My family shops frugally and sticks to a grocery budget of $100/week. For a week of food supply, it is a comfortable budget and we usually spend less than that.
However, I am surprised to know that many people often exceed this amount when they grocery shop. I guess they end up with a cart full of random items while walking down the aisles but they don't amount to much in terms of nutritious and filling meals.
You can always buy that caviar but you won't have much left for other food. Even offered at half-price, delicacies are out of our league. Unless it is Christmas or Thanksgiving, or you won't see any delicacies in our grocery bags.
Here is a list of essential tips which have enabled us to stick rigorously to the $100 grocery budget.
1. Never leave home without coupons.
We never head to the grocery stores without bringing along coupons - they can really make or break our grocery budget. Though we are coupons addict, we are not swayed easily by temptations from coupons to buy more expensive branded items.
Use coupons wisely by doing online research, checking out grocery fliers, and matching coupons with items you need. Most stores will accept coupons even if the items are on clearance.
2. Research recipes to get healthy and cheap ingredients.
I know healthy and cheap may sound like strange bedfellows. How can we have the best of both worlds?
It is true that a lot of the cheap food is unhealthy. For example, meat sold for less than $1 a pound is often fattier, or not fresh. But that doesn't mean healthy food is always expensive.
These food are always on our grocery shopping list: in-season fruit, beancurds, dried beans, eggs, salmon, chicken fillets and ground beef.
3. Write down a list.
Web sites like CookingLight, and SparkPeople are wonderful resources for healthy free recipes and snack suggestions.
You can identify suitable recipes and stock up the ingredients in your freezer. Write out a list of these items you want for your weekly menu before grocery shopping. You can breakdown the list into categories including fresh, packaged and frozen to keep you from running all over the store.
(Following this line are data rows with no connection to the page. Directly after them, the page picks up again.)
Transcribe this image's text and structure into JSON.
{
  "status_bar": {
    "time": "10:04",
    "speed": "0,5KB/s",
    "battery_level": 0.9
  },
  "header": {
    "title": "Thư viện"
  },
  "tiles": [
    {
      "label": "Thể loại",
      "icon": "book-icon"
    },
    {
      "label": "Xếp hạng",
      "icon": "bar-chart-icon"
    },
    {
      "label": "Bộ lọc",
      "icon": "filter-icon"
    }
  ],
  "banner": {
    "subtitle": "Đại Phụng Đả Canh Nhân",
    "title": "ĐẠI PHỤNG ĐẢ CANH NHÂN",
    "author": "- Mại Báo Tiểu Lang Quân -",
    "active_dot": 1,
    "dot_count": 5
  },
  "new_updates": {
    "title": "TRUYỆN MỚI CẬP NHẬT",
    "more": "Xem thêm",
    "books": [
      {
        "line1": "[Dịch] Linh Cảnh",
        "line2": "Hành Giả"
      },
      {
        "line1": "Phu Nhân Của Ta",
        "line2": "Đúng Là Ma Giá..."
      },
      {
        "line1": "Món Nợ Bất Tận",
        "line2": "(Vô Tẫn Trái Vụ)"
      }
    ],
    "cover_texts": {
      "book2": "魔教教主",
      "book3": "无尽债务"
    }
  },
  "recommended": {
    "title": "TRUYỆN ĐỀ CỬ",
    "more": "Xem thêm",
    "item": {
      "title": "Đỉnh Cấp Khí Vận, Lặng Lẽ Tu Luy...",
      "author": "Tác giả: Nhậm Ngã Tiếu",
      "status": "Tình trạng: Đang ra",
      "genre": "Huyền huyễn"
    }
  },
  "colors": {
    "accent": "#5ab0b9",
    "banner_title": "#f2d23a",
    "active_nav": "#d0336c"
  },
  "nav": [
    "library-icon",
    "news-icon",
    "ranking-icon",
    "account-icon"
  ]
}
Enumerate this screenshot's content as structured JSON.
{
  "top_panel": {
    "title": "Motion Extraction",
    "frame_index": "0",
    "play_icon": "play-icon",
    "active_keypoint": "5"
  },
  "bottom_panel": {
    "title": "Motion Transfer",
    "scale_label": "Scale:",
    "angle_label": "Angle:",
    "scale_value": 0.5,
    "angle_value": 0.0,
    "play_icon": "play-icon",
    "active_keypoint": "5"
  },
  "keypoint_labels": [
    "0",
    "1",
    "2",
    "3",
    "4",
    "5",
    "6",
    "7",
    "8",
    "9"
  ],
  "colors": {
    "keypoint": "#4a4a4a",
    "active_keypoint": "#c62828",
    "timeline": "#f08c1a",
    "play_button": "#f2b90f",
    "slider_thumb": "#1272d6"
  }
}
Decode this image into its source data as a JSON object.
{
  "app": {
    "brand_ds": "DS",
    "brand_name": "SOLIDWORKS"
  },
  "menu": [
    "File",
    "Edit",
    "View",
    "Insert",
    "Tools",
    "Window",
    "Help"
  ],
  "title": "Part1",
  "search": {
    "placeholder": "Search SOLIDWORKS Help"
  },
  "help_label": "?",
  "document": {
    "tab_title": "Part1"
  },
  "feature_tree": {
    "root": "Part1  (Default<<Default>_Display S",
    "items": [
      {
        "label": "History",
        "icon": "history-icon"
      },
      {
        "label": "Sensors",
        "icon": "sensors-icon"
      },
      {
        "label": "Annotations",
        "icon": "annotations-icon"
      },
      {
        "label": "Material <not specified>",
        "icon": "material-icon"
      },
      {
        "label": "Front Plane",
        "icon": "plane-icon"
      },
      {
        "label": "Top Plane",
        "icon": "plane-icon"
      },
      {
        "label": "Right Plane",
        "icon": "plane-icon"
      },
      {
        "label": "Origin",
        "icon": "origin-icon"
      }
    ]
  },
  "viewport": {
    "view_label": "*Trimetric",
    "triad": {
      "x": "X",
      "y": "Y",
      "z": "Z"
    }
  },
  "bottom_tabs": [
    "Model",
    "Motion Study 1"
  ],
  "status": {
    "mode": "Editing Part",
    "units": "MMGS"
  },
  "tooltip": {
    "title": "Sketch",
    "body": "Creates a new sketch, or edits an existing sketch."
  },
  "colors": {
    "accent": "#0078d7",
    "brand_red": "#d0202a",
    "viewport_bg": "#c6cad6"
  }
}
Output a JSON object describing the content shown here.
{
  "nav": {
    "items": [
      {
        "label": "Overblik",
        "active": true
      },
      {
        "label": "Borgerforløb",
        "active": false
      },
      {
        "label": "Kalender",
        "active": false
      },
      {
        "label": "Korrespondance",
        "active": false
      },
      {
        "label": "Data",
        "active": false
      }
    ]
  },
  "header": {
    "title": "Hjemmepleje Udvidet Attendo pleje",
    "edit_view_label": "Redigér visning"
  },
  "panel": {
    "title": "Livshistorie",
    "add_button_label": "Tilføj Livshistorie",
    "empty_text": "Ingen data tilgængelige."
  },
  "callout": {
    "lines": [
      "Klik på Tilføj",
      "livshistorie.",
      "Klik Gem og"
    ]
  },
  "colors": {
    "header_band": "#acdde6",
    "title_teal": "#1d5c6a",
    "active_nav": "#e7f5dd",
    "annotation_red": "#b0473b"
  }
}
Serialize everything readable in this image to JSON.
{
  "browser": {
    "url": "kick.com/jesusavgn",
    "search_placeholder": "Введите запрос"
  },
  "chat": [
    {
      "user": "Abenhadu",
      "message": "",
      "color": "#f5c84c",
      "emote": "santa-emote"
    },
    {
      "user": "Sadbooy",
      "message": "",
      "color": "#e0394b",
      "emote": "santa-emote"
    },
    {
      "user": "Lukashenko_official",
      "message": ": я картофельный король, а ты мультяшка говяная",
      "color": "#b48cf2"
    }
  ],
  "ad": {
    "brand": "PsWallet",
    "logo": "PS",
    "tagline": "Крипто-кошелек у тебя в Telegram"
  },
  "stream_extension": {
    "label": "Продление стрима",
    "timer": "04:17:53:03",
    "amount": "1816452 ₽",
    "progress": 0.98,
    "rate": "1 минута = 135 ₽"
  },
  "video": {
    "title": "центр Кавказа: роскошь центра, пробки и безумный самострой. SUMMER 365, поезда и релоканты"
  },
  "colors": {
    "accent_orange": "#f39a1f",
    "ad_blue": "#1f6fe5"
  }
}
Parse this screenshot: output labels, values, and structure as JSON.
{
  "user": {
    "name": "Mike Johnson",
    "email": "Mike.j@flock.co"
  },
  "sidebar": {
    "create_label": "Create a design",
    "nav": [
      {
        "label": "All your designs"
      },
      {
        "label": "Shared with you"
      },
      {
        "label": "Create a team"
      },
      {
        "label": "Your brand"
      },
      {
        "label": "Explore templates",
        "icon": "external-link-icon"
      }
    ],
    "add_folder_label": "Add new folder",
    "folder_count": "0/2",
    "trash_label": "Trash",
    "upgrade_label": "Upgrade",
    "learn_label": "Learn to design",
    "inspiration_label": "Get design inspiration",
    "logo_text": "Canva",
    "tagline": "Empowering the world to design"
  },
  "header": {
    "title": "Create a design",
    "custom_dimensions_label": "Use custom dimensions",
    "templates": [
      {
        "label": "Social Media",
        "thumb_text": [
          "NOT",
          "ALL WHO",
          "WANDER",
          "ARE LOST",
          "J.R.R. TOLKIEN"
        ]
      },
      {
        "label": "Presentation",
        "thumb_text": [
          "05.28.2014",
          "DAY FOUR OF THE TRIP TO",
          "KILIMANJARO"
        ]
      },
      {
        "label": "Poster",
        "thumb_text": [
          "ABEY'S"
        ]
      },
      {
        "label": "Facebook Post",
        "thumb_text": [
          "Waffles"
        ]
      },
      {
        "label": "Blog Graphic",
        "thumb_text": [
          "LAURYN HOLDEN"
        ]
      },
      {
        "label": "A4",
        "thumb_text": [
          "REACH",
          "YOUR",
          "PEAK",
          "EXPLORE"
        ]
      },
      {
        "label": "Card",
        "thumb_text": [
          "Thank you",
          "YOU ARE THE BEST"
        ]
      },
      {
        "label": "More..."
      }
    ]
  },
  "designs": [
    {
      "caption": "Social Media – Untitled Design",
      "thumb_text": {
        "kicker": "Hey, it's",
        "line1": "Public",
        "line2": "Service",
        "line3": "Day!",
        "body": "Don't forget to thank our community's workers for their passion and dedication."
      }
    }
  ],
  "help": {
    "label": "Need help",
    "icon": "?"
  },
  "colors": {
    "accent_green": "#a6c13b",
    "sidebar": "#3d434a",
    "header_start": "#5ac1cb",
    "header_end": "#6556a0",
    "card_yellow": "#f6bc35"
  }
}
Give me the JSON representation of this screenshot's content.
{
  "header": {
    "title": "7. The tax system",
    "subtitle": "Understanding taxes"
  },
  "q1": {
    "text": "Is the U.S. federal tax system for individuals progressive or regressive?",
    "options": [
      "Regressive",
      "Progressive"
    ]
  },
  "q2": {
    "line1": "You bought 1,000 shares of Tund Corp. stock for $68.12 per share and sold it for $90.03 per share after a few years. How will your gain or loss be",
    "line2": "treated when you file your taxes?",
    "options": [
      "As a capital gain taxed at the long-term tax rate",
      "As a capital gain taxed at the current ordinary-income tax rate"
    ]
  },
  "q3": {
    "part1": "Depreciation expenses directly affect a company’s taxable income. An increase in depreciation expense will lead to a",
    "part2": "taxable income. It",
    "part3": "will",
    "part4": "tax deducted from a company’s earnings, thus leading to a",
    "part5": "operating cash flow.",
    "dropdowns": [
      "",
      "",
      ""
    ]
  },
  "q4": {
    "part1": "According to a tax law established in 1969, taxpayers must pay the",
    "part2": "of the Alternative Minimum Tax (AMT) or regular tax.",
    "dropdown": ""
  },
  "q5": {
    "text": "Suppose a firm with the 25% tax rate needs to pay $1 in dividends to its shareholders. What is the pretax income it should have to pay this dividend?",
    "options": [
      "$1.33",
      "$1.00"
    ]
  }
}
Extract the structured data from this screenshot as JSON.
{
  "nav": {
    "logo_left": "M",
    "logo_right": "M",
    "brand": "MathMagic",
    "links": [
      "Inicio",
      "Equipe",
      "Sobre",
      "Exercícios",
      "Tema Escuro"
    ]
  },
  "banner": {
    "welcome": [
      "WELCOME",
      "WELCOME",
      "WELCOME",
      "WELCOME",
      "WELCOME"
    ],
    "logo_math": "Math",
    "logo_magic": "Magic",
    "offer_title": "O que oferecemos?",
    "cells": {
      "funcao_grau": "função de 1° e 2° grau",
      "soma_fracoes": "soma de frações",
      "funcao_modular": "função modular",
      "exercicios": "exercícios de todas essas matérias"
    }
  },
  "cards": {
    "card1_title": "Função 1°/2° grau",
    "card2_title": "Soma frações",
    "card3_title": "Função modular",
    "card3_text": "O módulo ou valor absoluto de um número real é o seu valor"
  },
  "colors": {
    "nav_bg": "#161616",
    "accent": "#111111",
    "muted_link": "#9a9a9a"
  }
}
Lists are essential to keep us focused during grocery shopping and also prevent wastage as we have planned for all ingredients to be used up.
4. Buy in bulk.
Before you go and grab whatever you see under the pretext of buying in bulk just to save time (making the trip, waiting in line) at the grocery shop, I have to remind you not to buy more than you can eat fresh in a week or so.
My neighbors buy a lot of food during his grocery shopping and stuff his fridge choke-full but the problem is they don't know what they have after a while. They end up cleaning out the fridge and dumping food which have gone bad every week. This is a pure waste of money.
However, learning how and what to buy in bulk can help you save lots of money while keeping your fridge stocked with veggies and fruit.
Buying items in bulk lowers the price you spend per unit drastically compared to supermarkets. The following items are great staples to keep in your pantry and fridge so that you always have food in your house.
* Frozen meat and fish - most retailers offer plenty of bagged options for meats and fish like chicken breasts, tilapia, salmon etc.
* Frozen vegetables - broccoli, mixed veggies, corn, spinach and potatoes don’t go bad for a while and are always a healthy snack or side dish in a meal.
* Fresh fruit - strawberries, apples, oranges - you can easily freeze the strawberries if you are worried about them going bad, and they make great additions to smoothies that won’t water them down.
* Fresh Vegetables - mushrooms, spinach and asparagus.
* Bread - usually offered in packs of two, freeze one loaf until you use the other. Just place in your fridge overnight to thaw or pop in your toaster.
* Canned goods - soups, vegetables, fruit, sauces are easy to keep, last forever and when mixed with the right condiments or recipe, can be delicious.
* Packaged Goods - cereal, snack bars, minced garlic, chips, trail mix, nuts, yogurt and even sandwich meat and cheese (usually in packs of two, freeze one till you use the other)
5. Keep a price book.
All the smart frugal shoppers keep price books, where they note down the best price they can get for any given item. That is what we have been doing since we started balancing our household budget.
We examine our receipts at the end of the week and get a rough estimate of the prices for the things we buy the most: cereal, milk, eggs, chicken and produce.
This goes beyond comparing prices in that store and on that day. Instead of buying the cheapest meat available, I may not buy any meat on that day if the price exceeds what we have in mind.
Try out the following tips and let me know if you can survive on a $100 grocery budget. You can slowly whittle it down if you are starting off from a high level like $200 or $300 weekly budget.